Paralelamente, jueces y fiscales se unieron a los secretarios judiciales, en mayo de 2009, para pedir al gobierno que no cometa el «error histórico» de prescindir de los fedatarios durante los juicios, tal y como estaba previsto en el proyecto de reforma procesal. Recordaron que la fe pública judicial es una «garantía procesal» íntimamente relacionada con el principio de seguridad jurídica y con el derecho a la tutela judicial efectiva. El gobierno pretendía sustituir a los secretarios por una grabadora, pero según el comunicado de estos colectivos se confunde el «instrumento a través del cual se documenta la fe pública» con la «garantía de que un jurista independiente dé veracidad» a las actuaciones (…). (ABC, martes 10/5/2009). El gobierno quería poner las grabadoras para ahorrarse el coste de los secretarios. Seguramente, el coste de los juzgados de Violencia de Género tenga algo que ver que esta imperiosa necesidad de ahorro en la Justicia, a costa de las garantías procesales de todos los ciudadanos.

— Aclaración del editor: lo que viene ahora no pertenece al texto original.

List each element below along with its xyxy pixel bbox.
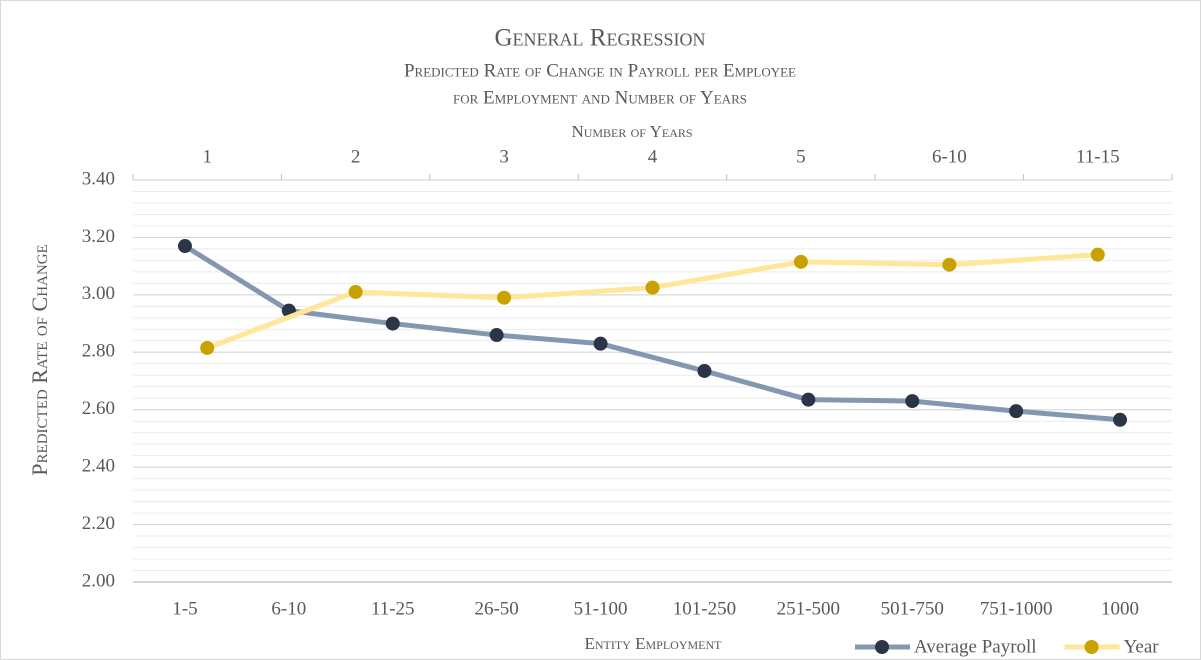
data-point xyxy=(645,280,660,295)
x-tick-label: 251-500 xyxy=(777,598,840,619)
data-point xyxy=(793,254,808,269)
x2-tick-label: 1 xyxy=(202,146,212,167)
x-tick-label: 101-250 xyxy=(673,598,736,619)
chart-subtitle: for Employment and Number of Years xyxy=(453,87,747,108)
x-tick-label: 1-5 xyxy=(172,598,197,619)
x-tick-label: 51-100 xyxy=(574,598,628,619)
y-tick-label: 2.00 xyxy=(82,570,115,591)
legend-label: Year xyxy=(1124,636,1160,657)
x-tick-label: 26-50 xyxy=(474,598,518,619)
x2-tick-label: 3 xyxy=(499,146,509,167)
x-tick-label: 501-750 xyxy=(881,598,944,619)
y-tick-label: 2.80 xyxy=(82,341,115,362)
data-point xyxy=(697,363,712,378)
data-point xyxy=(348,284,363,299)
legend-label: Average Payroll xyxy=(914,636,1037,657)
legend-marker xyxy=(1084,640,1099,654)
x-tick-label: 751-1000 xyxy=(980,598,1053,619)
x2-tick-label: 6-10 xyxy=(932,146,967,167)
data-point xyxy=(497,290,512,305)
x-tick-label: 11-25 xyxy=(371,598,415,619)
legend-marker xyxy=(875,640,889,654)
y-tick-label: 2.20 xyxy=(82,513,115,534)
x2-tick-label: 11-15 xyxy=(1076,146,1120,167)
data-point xyxy=(801,392,816,407)
data-point xyxy=(905,394,920,409)
x2-tick-label: 4 xyxy=(648,146,658,167)
y-tick-label: 3.20 xyxy=(82,226,115,247)
y-tick-label: 2.40 xyxy=(82,456,115,477)
chart-subtitle: Predicted Rate of Change in Payroll per … xyxy=(404,60,796,81)
data-point xyxy=(942,257,957,272)
x-axis-title: Entity Employment xyxy=(584,634,722,653)
x-tick-label: 6-10 xyxy=(271,598,306,619)
data-point xyxy=(489,328,504,343)
data-point xyxy=(593,336,608,351)
y-tick-label: 2.60 xyxy=(82,398,115,419)
data-point xyxy=(385,316,400,331)
data-point xyxy=(177,239,192,254)
series-line xyxy=(183,243,1121,423)
x2-tick-label: 5 xyxy=(796,146,806,167)
x-tick-label: 1000 xyxy=(1101,598,1139,619)
x2-axis-title: Number of Years xyxy=(571,122,692,141)
y-tick-label: 3.00 xyxy=(82,283,115,304)
y-axis-title: Predicted Rate of Change xyxy=(27,244,52,475)
data-point xyxy=(1090,247,1105,262)
y-tick-label: 3.40 xyxy=(82,168,115,189)
data-point xyxy=(1113,412,1128,427)
data-point xyxy=(1009,404,1024,419)
x2-tick-label: 2 xyxy=(351,146,361,167)
data-point xyxy=(200,340,215,355)
chart-title: General Regression xyxy=(495,25,706,52)
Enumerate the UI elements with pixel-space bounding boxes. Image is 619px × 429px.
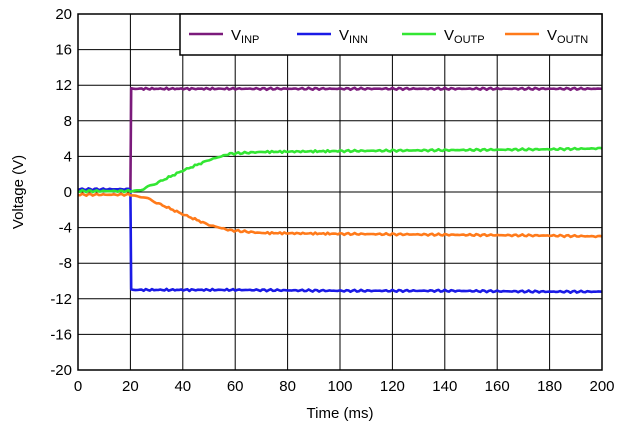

Junto a la criminalización del varón por el hecho de serlo, el feminismo radical ha tratado de despenalizar, cuando no justificar, todos aquellos delitos exclusivos de la mujer. Cuando la comisión de «Igualdad» del Congreso propuso que a los condenados por maltrato se les retirara la custodia y las visitas a los hijos, en noviembre de 2009, excluyó de esta medida a las mujeres condenadas por malos tratos. También, la propuesta de que los efectos del alcohol o las drogas sean agravante en delitos «de género» iba destinada nada más que a los varones. Por otra parte, una de las líneas maestras del anteproyecto de la nueva ley del aborto (2009) es considerar el aborto no como delito «despenalizado» sino como derecho de la mujer; sin considerar los derechos del no nacido, y no digamos los del progenitor varón. En resumen, como constante, la discriminación unilateral del varón en el sistema jurídico penal español. Por cuestión de sexo. Por la acción de una ideología ilegítima, que se llama feminismo radical, el neomachismo del siglo XXI.